The other question is whether governments will be able to afford to use fiscal means to cushion households against rising energy bills in the way they did in 2022. In the UK, the net cost of support measures was roughly 2% of GDP in fiscal 2022-23. Hopefully the spike in the household energy price cap will be nowhere near as big as four years ago. Even so, a government which has set out its stall to balance the fiscal current account by the end of the decade will have precious little scope to provide any form of support. Indeed, as a senior British lawmaker put it to me recently, there is a question of whether governments should be providing such levels of support at all.

Last word

We can debate the pros and cons of Trump’s war (let us call it for what it is) but the economic consequences are unavoidable. A supply shock of this scale cannot be insulated by monetary policy or fiscal transfers.
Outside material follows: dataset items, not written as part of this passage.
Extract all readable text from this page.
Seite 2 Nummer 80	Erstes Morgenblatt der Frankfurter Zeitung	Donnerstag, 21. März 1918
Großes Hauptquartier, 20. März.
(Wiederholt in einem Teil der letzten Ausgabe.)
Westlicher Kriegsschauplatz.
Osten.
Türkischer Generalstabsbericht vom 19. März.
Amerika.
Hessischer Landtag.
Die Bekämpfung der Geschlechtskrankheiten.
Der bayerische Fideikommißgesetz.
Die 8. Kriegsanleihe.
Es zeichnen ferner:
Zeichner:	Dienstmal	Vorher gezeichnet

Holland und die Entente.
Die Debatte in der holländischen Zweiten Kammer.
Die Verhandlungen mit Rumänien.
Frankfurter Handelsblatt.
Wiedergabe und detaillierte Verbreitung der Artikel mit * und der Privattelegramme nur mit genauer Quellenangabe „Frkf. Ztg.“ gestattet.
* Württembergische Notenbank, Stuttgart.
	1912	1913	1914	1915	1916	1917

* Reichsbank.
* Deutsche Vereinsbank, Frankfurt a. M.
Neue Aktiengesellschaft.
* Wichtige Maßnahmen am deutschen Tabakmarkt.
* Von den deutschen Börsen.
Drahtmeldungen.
It will impact on prices and is likely then to affect wages and public finances, testing the political and economic cohesion of the global economy. The uncomfortable reality is that the costs will fall disproportionately on households and regions that had no role in shaping the decisions that triggered the crisis. The extent to which electorates are willing to absorb those costs is one that policymakers can no longer ignore.



[1] The model includes GDP, CPI, the central bank policy rate and the trade weighted exchange rate (UK and euro zone)/unemployment rate (US). Users can simulate the impact of oil price changes; change the number of periods over which the disruption lasts; the pace of return back to baseline; the forecast horizon and whether they wish to operate in a low or high price regime. Separately, users can simulate the effects of changing endogenous variables with oil prices fixed. Please note that this is a work in progress. See the webpage for more detail.